アリ・アスター監督が娯楽性を保ちつつ、現代の問題へのチューニング精度を一気に高めたことは嬉しい驚きだ。監督の過去3作は、謎の呪いで家族が崩壊する「ヘレディタリー 継承」、北欧の楽園のような村を訪れた若者たちが地獄を見る「ミッドサマー」、不安症の中年男が母の葬儀に向かう途上で災難に見舞われる「ボーはおそれている」。これらはいくらかの現代性を含みつつも、オカルト、カルト宗教、不条理な展開といった要素により、大半の観客から自分には直接関係のないフィクション、娯楽作として鑑賞されただろう。

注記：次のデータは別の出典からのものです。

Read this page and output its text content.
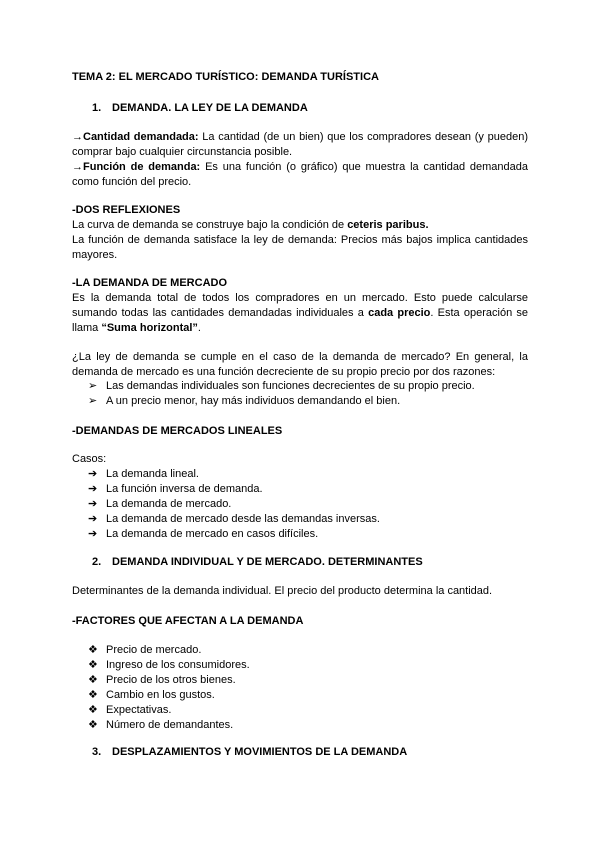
TEMA 2: EL MERCADO TURÍSTICO: DEMANDA TURÍSTICA

1. DEMANDA. LA LEY DE LA DEMANDA

→Cantidad demandada: La cantidad (de un bien) que los compradores desean (y pueden) comprar bajo cualquier circunstancia posible.

→Función de demanda: Es una función (o gráfico) que muestra la cantidad demandada como función del precio.

-DOS REFLEXIONES

La curva de demanda se construye bajo la condición de ceteris paribus.

La función de demanda satisface la ley de demanda: Precios más bajos implica cantidades mayores.

-LA DEMANDA DE MERCADO

Es la demanda total de todos los compradores en un mercado. Esto puede calcularse sumando todas las cantidades demandadas individuales a cada precio. Esta operación se llama “Suma horizontal”.

¿La ley de demanda se cumple en el caso de la demanda de mercado? En general, la demanda de mercado es una función decreciente de su propio precio por dos razones:

➢ Las demandas individuales son funciones decrecientes de su propio precio.
➢ A un precio menor, hay más individuos demandando el bien.

-DEMANDAS DE MERCADOS LINEALES

Casos:

➔ La demanda lineal.
➔ La función inversa de demanda.
➔ La demanda de mercado.
➔ La demanda de mercado desde las demandas inversas.
➔ La demanda de mercado en casos difíciles.

2. DEMANDA INDIVIDUAL Y DE MERCADO. DETERMINANTES

Determinantes de la demanda individual. El precio del producto determina la cantidad.

-FACTORES QUE AFECTAN A LA DEMANDA

❖ Precio de mercado.
❖ Ingreso de los consumidores.
❖ Precio de los otros bienes.
❖ Cambio en los gustos.
❖ Expectativas.
❖ Número de demandantes.

3. DESPLAZAMIENTOS Y MOVIMIENTOS DE LA DEMANDA
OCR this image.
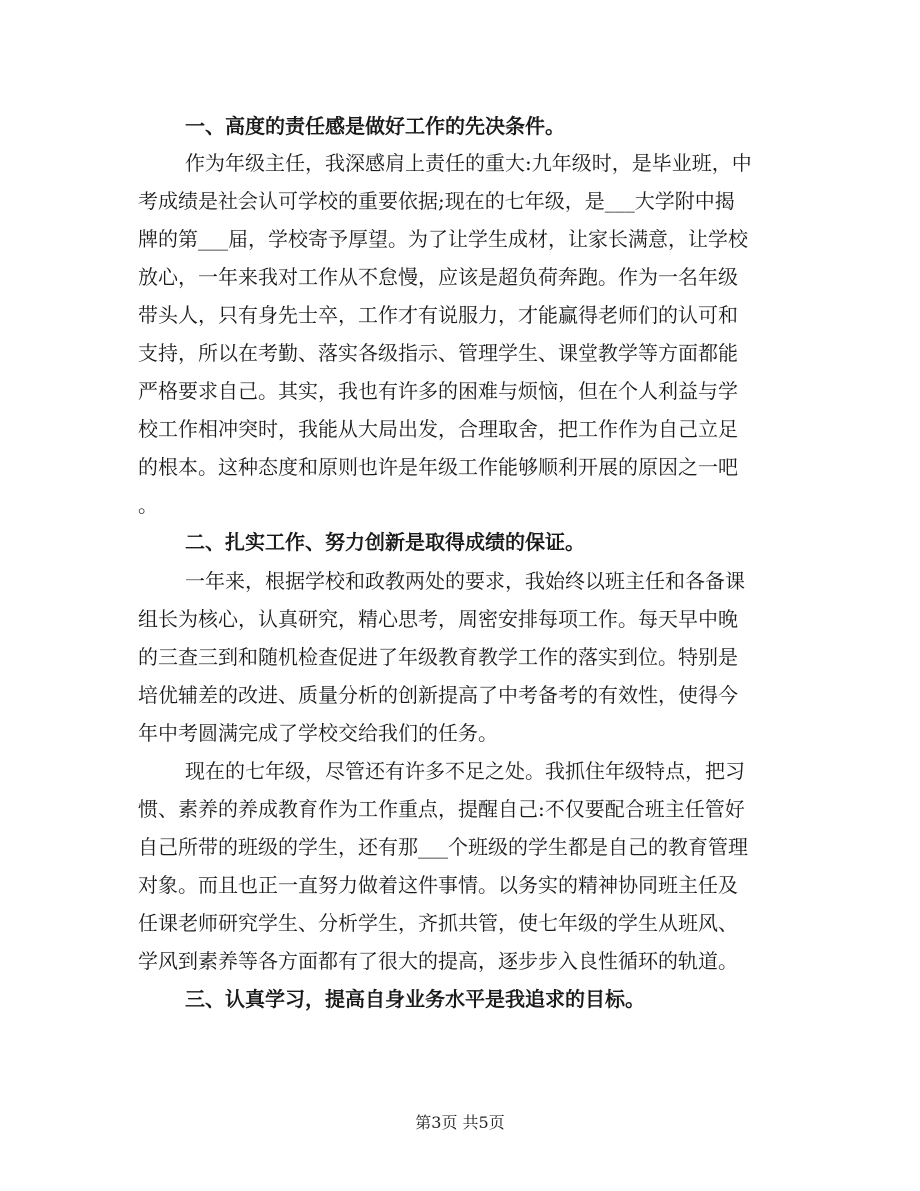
一、高度的责任感是做好工作的先决条件。
作为年级主任，我深感肩上责任的重大:九年级时，是毕业班，中
考成绩是社会认可学校的重要依据;现在的七年级，是___大学附中揭
牌的第___届，学校寄予厚望。为了让学生成材，让家长满意，让学校
放心，一年来我对工作从不怠慢，应该是超负荷奔跑。作为一名年级
带头人，只有身先士卒，工作才有说服力，才能赢得老师们的认可和
支持，所以在考勤、落实各级指示、管理学生、课堂教学等方面都能
严格要求自己。其实，我也有许多的困难与烦恼，但在个人利益与学
校工作相冲突时，我能从大局出发，合理取舍，把工作作为自己立足
的根本。这种态度和原则也许是年级工作能够顺利开展的原因之一吧
。
二、扎实工作、努力创新是取得成绩的保证。
一年来，根据学校和政教两处的要求，我始终以班主任和各备课
组长为核心，认真研究，精心思考，周密安排每项工作。每天早中晚
的三查三到和随机检查促进了年级教育教学工作的落实到位。特别是
培优辅差的改进、质量分析的创新提高了中考备考的有效性，使得今
年中考圆满完成了学校交给我们的任务。
现在的七年级，尽管还有许多不足之处。我抓住年级特点，把习
惯、素养的养成教育作为工作重点，提醒自己:不仅要配合班主任管好
自己所带的班级的学生，还有那___个班级的学生都是自己的教育管理
对象。而且也正一直努力做着这件事情。以务实的精神协同班主任及
任课老师研究学生、分析学生，齐抓共管，使七年级的学生从班风、
学风到素养等各方面都有了很大的提高，逐步步入良性循环的轨道。
三、认真学习，提高自身业务水平是我追求的目标。
第3页 共5页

だが最新作「エディントンへようこそ」を観て揺さぶられる感覚と感情の切実さは、アスター監督の過去作とは大きく異なる。本作を端的に形容するなら、パンデミック期のノワール西部劇。主人公の保安官ジョーは喘息持ちのため厳格なマスク着用ルールに反対し、情緒不安定な妻ルイーズと陰謀論者の義母にも悩まされている。ロックダウンを実施しマスク着用を義務付けた市長テッドと反目し、ジョーが次期市長選出馬を決めてからは、SNS動画のフェイクニュースで中傷するなど対立が激化。市長の息子が加わるブラック・ライブズ・マター(BLM)の抗議デモ、ルイーズに接近するカルト教祖、遠くから来た武装テロリスト集団などもからみ、かつての静かな田舎町エディントンに混乱と暴力と破壊の嵐が吹き荒れる。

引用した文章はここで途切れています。